'Jurassic World: Dominion' blends the old and the terrible
If you didn’t know better, you’d think Chris Pratt had never acted before. His performance in “Jurassic World: Dominion” consists of “serious face” and “thinking face” and other shockingly unconvincing looks straight out of “Zoolander.” As a funny actor tries to be intense (yes, this is his third “Jurassic” movie, but he’s never been this bad), all you can do is laugh.
If you still didn’t know better, you’d have no idea that the first “Jurassic Park” remains an all-time classic—mandatory side note: I spoke at length with star Ariana Richards for my book “Talk ‘90s with Me,” which you can preorder right now—considering how little finesse and impact arrives in this sixth installment of the massively successful and perhaps never-worse franchise. (“The Lost World” is also awful. “Jurassic Park III” is underrated. The other “Jurassic World” movies are OK-ish.) The first movie, obviously directed by Steven Spielberg, used patience, performances and one remarkable shot and set piece after another to deliver a summer movie that checks all the boxes; for “Dominion,” director/co-writer Colin Trevorrow (who directed “Jurassic World” but not its sequel, “Fallen Kingdom”) brings back doctors Alan Grant (Sam Neill), Ellie Sattler (Laura Dern) and Ian Malcolm (Jeff Goldblum) and gives them dialogue the actors look pained to deliver. Ellie claims Ian slid into her DMs. Really. Typing that sentence broke my fingers. Not really. Maybe.
Most importantly, though, we can just be very direct and say that the story here stinks. The “Jurassic World” world has now reached the point of giant, food supply-decimating locusts, underground dinosaur dealers, child kidnapping, and, yes, another rich, evil doofus destined to be consumed by his own hubris figuratively/an actual dinosaur literally (Campbell Scott). There’s so much setup and lots of dino screaming and almost nothing lands because Trevorrow resists tension and credibility in favor of size and repetition. (Plus, most of the action is totally incoherent.) By the time “Jurassic World: Dominion” starts replicating moments from the original movie—and this happens a bunch—you’ll already be about an hour past anything in the same hemisphere as hope.
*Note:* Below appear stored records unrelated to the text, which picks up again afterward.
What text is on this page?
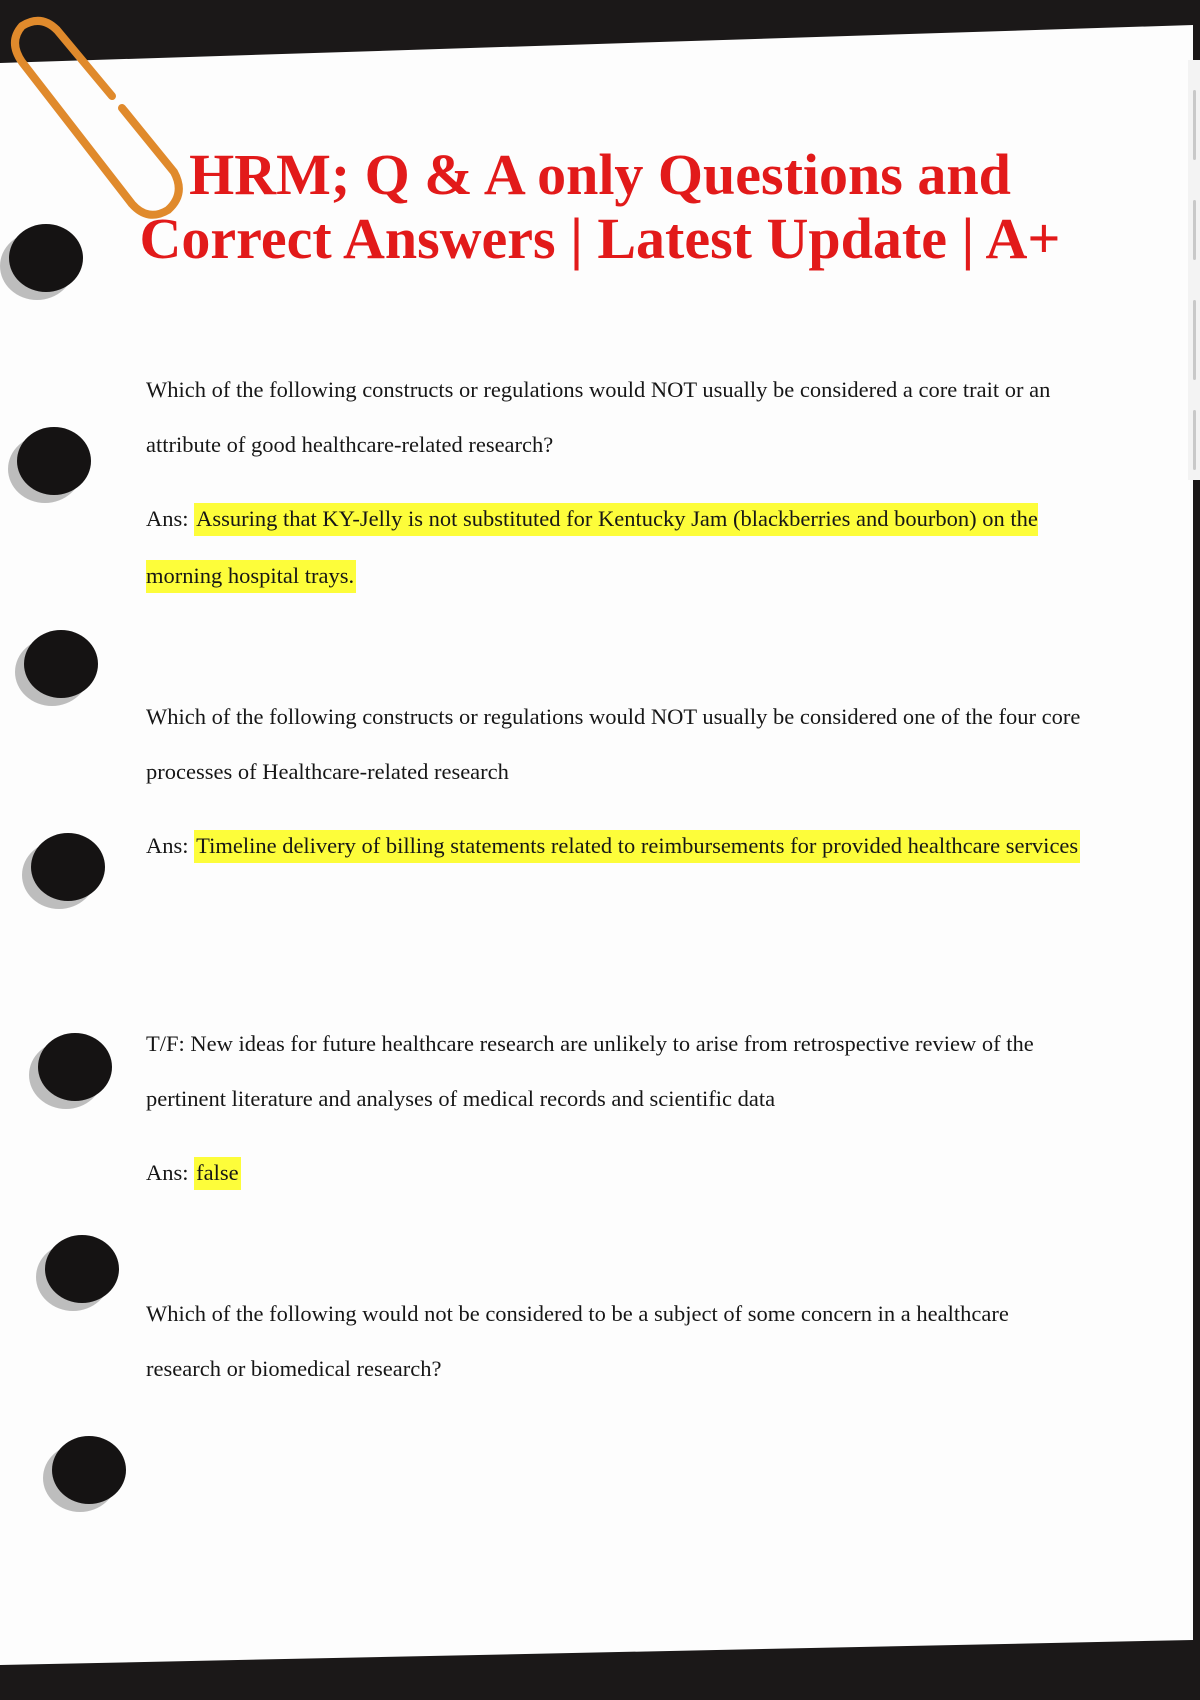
HRM; Q & A only Questions and
Correct Answers | Latest Update | A+

Which of the following constructs or regulations would NOT usually be considered a core trait or an attribute of good healthcare-related research?

Ans: Assuring that KY-Jelly is not substituted for Kentucky Jam (blackberries and bourbon) on the morning hospital trays.

Which of the following constructs or regulations would NOT usually be considered one of the four core processes of Healthcare-related research

Ans: Timeline delivery of billing statements related to reimbursements for provided healthcare services

T/F: New ideas for future healthcare research are unlikely to arise from retrospective review of the pertinent literature and analyses of medical records and scientific data

Ans: false

Which of the following would not be considered to be a subject of some concern in a healthcare research or biomedical research?
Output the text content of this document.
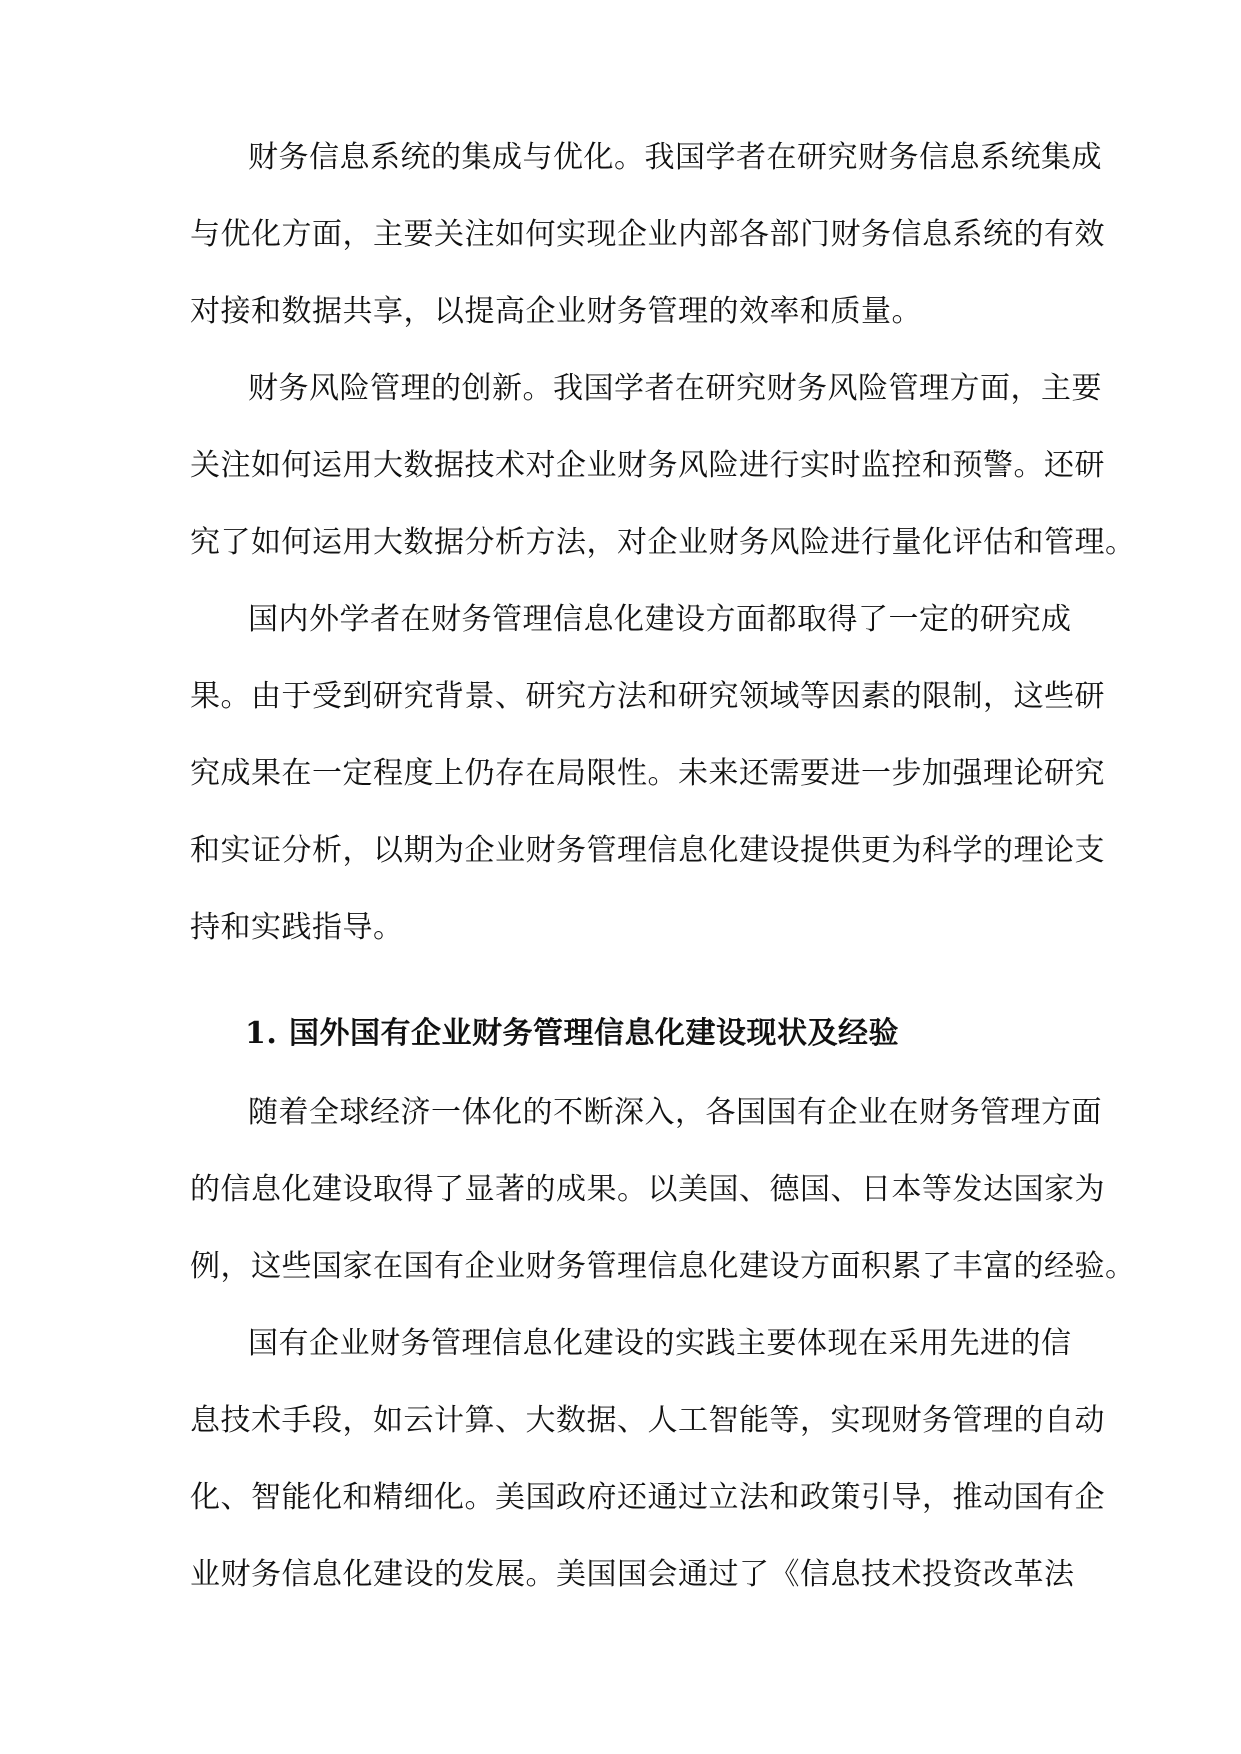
财务信息系统的集成与优化。我国学者在研究财务信息系统集成
与优化方面，主要关注如何实现企业内部各部门财务信息系统的有效
对接和数据共享，以提高企业财务管理的效率和质量。
财务风险管理的创新。我国学者在研究财务风险管理方面，主要
关注如何运用大数据技术对企业财务风险进行实时监控和预警。还研
究了如何运用大数据分析方法，对企业财务风险进行量化评估和管理。
国内外学者在财务管理信息化建设方面都取得了一定的研究成
果。由于受到研究背景、研究方法和研究领域等因素的限制，这些研
究成果在一定程度上仍存在局限性。未来还需要进一步加强理论研究
和实证分析，以期为企业财务管理信息化建设提供更为科学的理论支
持和实践指导。
1. 国外国有企业财务管理信息化建设现状及经验
随着全球经济一体化的不断深入，各国国有企业在财务管理方面
的信息化建设取得了显著的成果。以美国、德国、日本等发达国家为
例，这些国家在国有企业财务管理信息化建设方面积累了丰富的经验。
国有企业财务管理信息化建设的实践主要体现在采用先进的信
息技术手段，如云计算、大数据、人工智能等，实现财务管理的自动
化、智能化和精细化。美国政府还通过立法和政策引导，推动国有企
业财务信息化建设的发展。美国国会通过了《信息技术投资改革法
Well, that’s not entirely true. Two or three times, usually when something is moving slowly underwater (either person or dinosaur), “Dominion” takes a breath and steals yours, allowing the magnitude of the fear to hang in the air as a human is hunted. But it goes without saying that just because CGI can do a lot more than it could decades ago doesn’t mean that returning to this once-impossible creation is automatically more impressive. Quite the opposite, actually; this is a film that has been made with little love or intelligence or skill, only money and computers and where can I sign this big check.
It’s hard to believe that there won’t be a new trilogy coming soon, perhaps “Jurassic Mountain” or “Jurassic Galaxy.” (The series is already ridiculous, are we too good for space dinosaurs at this point?) “Jurassic World” is over, I think, and none too soon.